"Yahiko!"

He turns, shinai on his shoulder, at Kenshin's call. The older swordsman is improving slowly, day by day, in the aftermath of Enishi's Jinchuu; it is only recently that Megumi has given him license to be out of bed, but the autumn weather is fine and Kenshin is strong, so Yahiko doesn't worry.

"Where are you going?" Kenshin asks, falling in beside him.

"Maekawa-sesei's dojo," Yahiko says. "I'm sparring with the senior class today."

Kenshin smiles, and it is less the clueless rurouni grin that he and Kaoru have secretly agreed they actually hate and more an expression of genuine pride and pleasure. "Do you have a moment?"

For Kenshin? Of course. "Yeah," Yahiko says. "Is something wrong?"

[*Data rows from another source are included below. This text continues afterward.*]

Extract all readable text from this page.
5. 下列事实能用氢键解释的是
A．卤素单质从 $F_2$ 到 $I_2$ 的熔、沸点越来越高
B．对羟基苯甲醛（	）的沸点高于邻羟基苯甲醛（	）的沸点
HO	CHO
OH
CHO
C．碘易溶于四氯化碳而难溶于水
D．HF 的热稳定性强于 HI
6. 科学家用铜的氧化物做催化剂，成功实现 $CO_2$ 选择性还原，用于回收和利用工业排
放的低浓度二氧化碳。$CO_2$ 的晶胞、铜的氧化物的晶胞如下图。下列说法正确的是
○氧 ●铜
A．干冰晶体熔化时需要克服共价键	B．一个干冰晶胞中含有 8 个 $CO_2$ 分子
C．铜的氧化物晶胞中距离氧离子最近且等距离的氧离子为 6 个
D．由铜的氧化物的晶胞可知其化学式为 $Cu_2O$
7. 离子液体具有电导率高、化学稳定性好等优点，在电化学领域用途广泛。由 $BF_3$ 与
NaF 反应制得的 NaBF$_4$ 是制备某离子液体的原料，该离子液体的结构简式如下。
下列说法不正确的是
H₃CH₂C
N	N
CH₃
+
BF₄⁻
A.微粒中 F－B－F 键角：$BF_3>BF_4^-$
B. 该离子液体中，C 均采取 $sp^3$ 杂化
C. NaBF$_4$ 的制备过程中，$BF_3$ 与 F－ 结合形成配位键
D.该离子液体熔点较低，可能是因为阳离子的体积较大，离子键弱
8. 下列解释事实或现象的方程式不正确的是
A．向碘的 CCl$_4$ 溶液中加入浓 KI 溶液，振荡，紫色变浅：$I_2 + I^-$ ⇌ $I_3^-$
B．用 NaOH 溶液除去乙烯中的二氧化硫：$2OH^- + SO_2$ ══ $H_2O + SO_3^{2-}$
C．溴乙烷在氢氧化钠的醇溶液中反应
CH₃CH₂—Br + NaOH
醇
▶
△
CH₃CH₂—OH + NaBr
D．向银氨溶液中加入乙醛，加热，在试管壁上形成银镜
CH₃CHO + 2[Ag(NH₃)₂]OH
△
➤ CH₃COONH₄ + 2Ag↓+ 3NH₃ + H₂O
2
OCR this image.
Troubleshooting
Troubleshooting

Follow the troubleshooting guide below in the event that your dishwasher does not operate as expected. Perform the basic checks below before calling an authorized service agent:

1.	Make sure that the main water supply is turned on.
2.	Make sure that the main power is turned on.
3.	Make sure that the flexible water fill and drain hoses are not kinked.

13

"No," Kenshin says, leaning against the gatepost. "This one simply wanted to thank you."

"Thank me? For what?" Yahiko has been picking up some of the slack with the chores while Kenshin is ill, true, but that hardly requires this sort of serious conversation.

"When we thought Kaoru-dono was gone," –Yahiko does not miss the avoidance of the word dead—"You were the only one who didn't give up."

Yahiko thinks of the dark days after his father died, when his home and his clothes and even his puppy were taken to pay debts, and the even darker, hungry days when his mother would send him to bed early; she would be crying soundlessly the next morning when he woke up. He remembers keeping vigil over her cooling body (too thin, already a skeleton even before her death, animated only by twin prods duty and desperation) because he is samurai and he will not allow his mother this last dishonor. He remembers survival on the streets, and with the yakuza, days when only hope held body and spirit together.

"I've had practice," he says simply.